Boseman (Marshall) was an excellent choice for a stoic and too-cool-for-school character that can glide right on by. The ageless Boseman is at his best when he’s working off the other actors, especially his female posse. He has a couple of very effective emotional confrontations as he learns of his family’s secrets. As steady and soothing a presence as Boseman can be, this is Jordan’s movie. Michael B. Jordan (Creed) has been Coogler’s cinematic good luck charm and we’re still benefiting from that divine kinship. His character is at the heart of the central thematic question. While T’Challa is ultimately the one who has to decide, it is Killmonger who embodies that need for change and the desire to rectify the past. There’s a flashback with Jordan that got me to tear up, and this guy was the villain! It’s one of the film’s biggest mistakes sidelining Jordan for far too long. After his introduction, Killmonger is strangely absent for the next hour or so of the movie, ceding the spotlight to Serkis (War for the Planet of the Apes), a more antic and goofy scenery-chewing baddie who has a few regrettably “faux hip” lines of dialogue that land awkwardly. Serkis is having a blast but can feel like a holdover from a different film.

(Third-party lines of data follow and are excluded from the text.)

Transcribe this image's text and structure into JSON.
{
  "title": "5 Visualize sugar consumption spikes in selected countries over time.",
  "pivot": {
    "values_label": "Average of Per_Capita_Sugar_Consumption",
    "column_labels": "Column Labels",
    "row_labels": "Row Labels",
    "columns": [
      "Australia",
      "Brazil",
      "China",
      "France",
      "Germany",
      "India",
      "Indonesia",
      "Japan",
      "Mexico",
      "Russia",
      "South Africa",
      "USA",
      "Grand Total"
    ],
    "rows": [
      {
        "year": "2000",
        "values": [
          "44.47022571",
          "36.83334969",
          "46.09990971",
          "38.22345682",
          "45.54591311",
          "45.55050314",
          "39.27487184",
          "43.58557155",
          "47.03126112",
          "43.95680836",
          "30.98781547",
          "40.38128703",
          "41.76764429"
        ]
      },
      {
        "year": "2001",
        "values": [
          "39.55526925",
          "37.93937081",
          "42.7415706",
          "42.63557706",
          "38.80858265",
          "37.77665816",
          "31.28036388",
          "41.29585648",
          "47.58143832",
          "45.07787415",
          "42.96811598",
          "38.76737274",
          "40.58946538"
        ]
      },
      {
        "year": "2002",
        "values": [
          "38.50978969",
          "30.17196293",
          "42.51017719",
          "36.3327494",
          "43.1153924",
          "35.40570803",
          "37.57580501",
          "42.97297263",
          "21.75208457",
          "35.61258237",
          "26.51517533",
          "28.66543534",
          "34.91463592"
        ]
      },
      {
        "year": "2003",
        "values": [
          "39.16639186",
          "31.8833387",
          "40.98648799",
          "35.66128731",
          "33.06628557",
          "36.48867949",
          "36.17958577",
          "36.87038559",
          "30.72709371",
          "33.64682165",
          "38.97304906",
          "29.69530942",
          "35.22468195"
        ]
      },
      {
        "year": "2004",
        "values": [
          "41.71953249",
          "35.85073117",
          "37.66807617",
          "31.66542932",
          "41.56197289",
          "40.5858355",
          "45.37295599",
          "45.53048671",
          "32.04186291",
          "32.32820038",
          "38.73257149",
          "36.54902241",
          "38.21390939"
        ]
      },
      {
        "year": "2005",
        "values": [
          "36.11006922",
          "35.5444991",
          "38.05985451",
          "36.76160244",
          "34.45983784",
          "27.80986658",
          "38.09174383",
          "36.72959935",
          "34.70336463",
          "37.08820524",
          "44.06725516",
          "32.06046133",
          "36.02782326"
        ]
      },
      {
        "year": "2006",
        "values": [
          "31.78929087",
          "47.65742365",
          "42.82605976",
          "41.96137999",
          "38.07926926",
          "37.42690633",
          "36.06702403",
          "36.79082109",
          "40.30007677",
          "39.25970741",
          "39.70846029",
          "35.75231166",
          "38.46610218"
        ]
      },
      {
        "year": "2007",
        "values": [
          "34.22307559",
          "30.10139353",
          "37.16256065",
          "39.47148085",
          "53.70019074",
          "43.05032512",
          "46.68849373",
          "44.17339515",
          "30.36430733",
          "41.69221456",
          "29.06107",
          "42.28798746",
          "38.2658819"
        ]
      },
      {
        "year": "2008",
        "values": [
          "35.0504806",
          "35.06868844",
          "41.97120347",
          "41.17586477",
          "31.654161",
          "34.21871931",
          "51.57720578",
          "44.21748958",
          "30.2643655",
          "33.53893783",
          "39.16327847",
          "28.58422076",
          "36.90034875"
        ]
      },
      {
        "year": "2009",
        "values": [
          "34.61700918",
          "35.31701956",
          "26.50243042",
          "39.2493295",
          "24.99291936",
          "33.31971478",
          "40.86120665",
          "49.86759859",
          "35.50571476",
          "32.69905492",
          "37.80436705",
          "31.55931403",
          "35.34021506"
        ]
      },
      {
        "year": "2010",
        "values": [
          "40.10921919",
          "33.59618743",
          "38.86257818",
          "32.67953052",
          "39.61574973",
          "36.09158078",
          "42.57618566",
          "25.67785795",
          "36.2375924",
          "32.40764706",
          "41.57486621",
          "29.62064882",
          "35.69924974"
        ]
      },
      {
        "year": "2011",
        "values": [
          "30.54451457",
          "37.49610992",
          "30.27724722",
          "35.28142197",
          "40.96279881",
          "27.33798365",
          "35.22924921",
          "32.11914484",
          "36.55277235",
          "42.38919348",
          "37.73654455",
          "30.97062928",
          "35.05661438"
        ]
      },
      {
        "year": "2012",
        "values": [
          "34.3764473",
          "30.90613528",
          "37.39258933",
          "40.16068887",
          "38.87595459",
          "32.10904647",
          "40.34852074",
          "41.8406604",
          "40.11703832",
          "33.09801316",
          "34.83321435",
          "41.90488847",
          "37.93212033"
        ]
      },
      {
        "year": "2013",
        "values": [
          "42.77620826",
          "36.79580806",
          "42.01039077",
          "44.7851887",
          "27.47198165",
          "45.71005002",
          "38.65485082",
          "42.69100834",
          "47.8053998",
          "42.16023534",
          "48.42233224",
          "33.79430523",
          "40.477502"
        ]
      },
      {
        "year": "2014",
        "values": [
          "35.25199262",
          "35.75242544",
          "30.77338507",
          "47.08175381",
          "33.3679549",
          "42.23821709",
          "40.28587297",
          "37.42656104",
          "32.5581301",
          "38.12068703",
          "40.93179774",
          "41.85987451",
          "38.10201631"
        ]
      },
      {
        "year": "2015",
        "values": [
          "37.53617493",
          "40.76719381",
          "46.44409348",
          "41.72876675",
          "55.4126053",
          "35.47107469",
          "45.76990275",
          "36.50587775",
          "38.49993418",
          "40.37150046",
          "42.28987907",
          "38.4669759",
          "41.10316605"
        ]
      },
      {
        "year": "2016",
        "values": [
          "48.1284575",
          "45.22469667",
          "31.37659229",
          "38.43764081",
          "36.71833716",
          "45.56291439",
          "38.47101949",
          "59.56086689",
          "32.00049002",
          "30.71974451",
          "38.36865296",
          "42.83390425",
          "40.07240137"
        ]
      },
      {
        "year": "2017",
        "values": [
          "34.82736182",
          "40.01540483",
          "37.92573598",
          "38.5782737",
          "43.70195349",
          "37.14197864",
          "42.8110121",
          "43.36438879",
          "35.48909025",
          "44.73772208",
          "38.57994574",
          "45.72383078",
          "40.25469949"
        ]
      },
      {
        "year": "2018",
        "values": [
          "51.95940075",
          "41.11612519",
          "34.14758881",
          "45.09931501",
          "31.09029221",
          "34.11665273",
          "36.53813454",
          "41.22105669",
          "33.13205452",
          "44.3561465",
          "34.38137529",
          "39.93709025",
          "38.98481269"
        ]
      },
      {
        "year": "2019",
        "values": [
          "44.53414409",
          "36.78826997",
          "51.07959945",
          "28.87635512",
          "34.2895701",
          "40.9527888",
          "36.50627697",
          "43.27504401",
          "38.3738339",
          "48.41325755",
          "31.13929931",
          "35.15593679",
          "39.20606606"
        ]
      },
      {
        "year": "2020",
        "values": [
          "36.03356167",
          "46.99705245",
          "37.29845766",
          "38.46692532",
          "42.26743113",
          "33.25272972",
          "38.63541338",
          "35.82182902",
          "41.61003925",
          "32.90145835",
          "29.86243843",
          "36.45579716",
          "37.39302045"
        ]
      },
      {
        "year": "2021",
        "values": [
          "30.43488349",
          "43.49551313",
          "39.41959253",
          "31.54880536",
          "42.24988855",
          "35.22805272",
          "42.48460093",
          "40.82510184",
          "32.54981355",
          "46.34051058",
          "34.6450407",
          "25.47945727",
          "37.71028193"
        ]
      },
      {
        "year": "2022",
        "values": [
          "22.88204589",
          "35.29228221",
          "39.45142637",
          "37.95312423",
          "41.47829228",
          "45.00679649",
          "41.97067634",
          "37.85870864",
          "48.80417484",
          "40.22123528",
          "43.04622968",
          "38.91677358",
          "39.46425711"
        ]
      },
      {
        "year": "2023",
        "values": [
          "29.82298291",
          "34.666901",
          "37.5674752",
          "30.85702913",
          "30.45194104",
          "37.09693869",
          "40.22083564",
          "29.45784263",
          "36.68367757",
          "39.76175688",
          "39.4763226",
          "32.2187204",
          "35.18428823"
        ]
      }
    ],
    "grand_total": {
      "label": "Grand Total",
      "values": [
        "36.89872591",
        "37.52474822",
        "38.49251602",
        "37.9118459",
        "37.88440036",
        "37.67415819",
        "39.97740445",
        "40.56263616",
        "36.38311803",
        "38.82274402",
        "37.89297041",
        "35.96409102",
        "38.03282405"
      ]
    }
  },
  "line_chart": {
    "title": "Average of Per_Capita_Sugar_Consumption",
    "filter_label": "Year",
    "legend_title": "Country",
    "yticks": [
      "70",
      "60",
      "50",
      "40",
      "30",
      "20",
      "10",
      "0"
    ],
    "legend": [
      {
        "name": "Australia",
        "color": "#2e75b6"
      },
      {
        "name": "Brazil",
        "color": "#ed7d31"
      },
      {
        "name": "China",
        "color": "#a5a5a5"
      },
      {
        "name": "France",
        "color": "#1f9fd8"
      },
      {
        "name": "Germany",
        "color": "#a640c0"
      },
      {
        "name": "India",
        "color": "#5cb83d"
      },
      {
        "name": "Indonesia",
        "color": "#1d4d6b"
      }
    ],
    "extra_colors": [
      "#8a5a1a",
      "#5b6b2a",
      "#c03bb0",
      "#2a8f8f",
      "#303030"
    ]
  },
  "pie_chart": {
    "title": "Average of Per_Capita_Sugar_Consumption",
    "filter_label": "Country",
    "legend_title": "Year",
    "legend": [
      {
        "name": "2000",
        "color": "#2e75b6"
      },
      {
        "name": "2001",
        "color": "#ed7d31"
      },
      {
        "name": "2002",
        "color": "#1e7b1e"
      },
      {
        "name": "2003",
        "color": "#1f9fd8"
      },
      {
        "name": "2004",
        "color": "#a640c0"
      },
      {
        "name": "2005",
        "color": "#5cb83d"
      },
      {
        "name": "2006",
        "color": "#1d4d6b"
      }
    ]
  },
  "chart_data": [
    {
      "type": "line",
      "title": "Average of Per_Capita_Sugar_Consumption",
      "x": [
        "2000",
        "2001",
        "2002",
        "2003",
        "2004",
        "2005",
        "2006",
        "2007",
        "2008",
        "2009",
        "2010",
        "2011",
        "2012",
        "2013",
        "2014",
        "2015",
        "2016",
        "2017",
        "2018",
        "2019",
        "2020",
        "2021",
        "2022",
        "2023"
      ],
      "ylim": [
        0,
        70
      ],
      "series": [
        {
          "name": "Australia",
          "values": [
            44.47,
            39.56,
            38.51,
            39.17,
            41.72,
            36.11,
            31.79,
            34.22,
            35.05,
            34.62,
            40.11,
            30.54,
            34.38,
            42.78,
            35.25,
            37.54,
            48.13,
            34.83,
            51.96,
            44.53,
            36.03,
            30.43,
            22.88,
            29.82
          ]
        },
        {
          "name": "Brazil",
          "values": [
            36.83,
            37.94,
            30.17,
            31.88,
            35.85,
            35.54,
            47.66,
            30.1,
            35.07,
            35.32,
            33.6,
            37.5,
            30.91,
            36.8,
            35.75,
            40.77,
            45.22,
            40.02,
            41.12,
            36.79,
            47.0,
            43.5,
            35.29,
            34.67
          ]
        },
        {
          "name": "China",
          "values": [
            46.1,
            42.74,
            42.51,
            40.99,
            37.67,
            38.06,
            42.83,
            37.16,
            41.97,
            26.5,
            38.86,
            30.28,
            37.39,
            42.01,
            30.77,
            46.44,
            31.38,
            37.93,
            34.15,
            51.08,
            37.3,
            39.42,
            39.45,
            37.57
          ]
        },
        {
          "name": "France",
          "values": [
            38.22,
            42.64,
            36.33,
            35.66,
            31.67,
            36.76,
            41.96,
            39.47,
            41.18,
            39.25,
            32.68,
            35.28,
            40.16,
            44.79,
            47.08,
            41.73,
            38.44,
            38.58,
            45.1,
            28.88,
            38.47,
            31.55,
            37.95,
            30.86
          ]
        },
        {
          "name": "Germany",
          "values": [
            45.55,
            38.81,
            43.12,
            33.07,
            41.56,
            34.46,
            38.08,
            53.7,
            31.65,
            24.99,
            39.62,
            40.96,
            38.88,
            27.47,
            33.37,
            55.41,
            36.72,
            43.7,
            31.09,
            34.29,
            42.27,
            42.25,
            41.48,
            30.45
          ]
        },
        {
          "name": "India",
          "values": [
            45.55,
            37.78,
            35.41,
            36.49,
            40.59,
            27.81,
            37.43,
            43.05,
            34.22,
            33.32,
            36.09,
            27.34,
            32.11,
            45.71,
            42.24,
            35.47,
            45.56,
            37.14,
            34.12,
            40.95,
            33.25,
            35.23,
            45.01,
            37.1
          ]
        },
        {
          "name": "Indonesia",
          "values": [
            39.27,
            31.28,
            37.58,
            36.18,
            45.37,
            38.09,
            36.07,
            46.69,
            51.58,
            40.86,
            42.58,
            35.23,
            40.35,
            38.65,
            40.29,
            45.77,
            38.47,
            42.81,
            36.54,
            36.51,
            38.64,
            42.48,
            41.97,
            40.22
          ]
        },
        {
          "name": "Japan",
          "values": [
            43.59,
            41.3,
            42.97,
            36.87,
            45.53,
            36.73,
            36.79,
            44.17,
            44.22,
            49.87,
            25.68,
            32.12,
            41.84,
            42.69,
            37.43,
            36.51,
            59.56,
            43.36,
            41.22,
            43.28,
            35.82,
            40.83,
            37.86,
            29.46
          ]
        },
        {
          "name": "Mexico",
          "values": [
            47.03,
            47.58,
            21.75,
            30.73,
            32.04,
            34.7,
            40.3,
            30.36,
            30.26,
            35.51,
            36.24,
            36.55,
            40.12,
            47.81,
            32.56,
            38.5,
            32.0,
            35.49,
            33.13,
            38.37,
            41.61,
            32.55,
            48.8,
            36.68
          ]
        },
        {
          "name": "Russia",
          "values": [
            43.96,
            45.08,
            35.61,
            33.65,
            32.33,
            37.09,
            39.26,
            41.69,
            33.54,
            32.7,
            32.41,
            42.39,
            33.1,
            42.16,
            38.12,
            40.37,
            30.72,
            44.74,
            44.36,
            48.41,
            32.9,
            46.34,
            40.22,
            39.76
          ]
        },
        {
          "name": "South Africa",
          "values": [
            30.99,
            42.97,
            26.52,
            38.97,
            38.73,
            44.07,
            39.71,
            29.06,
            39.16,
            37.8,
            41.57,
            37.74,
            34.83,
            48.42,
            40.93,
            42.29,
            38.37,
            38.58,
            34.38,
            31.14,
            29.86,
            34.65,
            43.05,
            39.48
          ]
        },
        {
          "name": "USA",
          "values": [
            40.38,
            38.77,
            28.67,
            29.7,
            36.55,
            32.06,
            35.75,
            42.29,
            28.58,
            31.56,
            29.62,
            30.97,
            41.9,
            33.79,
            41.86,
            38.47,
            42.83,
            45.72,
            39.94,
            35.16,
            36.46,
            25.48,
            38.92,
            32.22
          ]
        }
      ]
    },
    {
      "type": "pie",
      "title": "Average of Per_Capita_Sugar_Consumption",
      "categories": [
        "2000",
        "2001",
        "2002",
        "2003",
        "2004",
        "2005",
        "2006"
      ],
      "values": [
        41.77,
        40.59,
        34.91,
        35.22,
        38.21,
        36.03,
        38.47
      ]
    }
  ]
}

Much like last summer’s Wonder Woman, this is a movie that is going to mean a lot to a lot of people. It has a personal significance that I will not be able to fully tap into, no matter the expansive powers of empathy. Black Panther, as a long-awaited cultural moment, will have many ripples of inspiration. After my early screening, I sat back and watched an African-American boy, no older than seven or eight, walk out of the theater in a daze. His eyes were wide, his mouth agape, and he said in astonishment, “That was the best movie ever.” That kid has a hero he can call his own. That matters. Black Panther, as a work of art, is rich in topical themes and has a wide supporting net of exciting, robust, and capable women. I enjoyed how personal and relevant and political the movie could become, folding new and challenging ideas onto the MCU formula. Coogler is a marvelous director and storyteller showing rare acumen for being able to handle the rigors of a Hollywood blockbuster and deliver something hearty. The action has some issues and there are some structural hiccups that hold it from the MCU’s upper echelon (I enjoyed all of the 2017 MCU movies better). Black Panther is a winning movie when it features its sterling cast celebrating their virtues and solidarity and a still respectable enough action spectacle when called upon for big screen duty.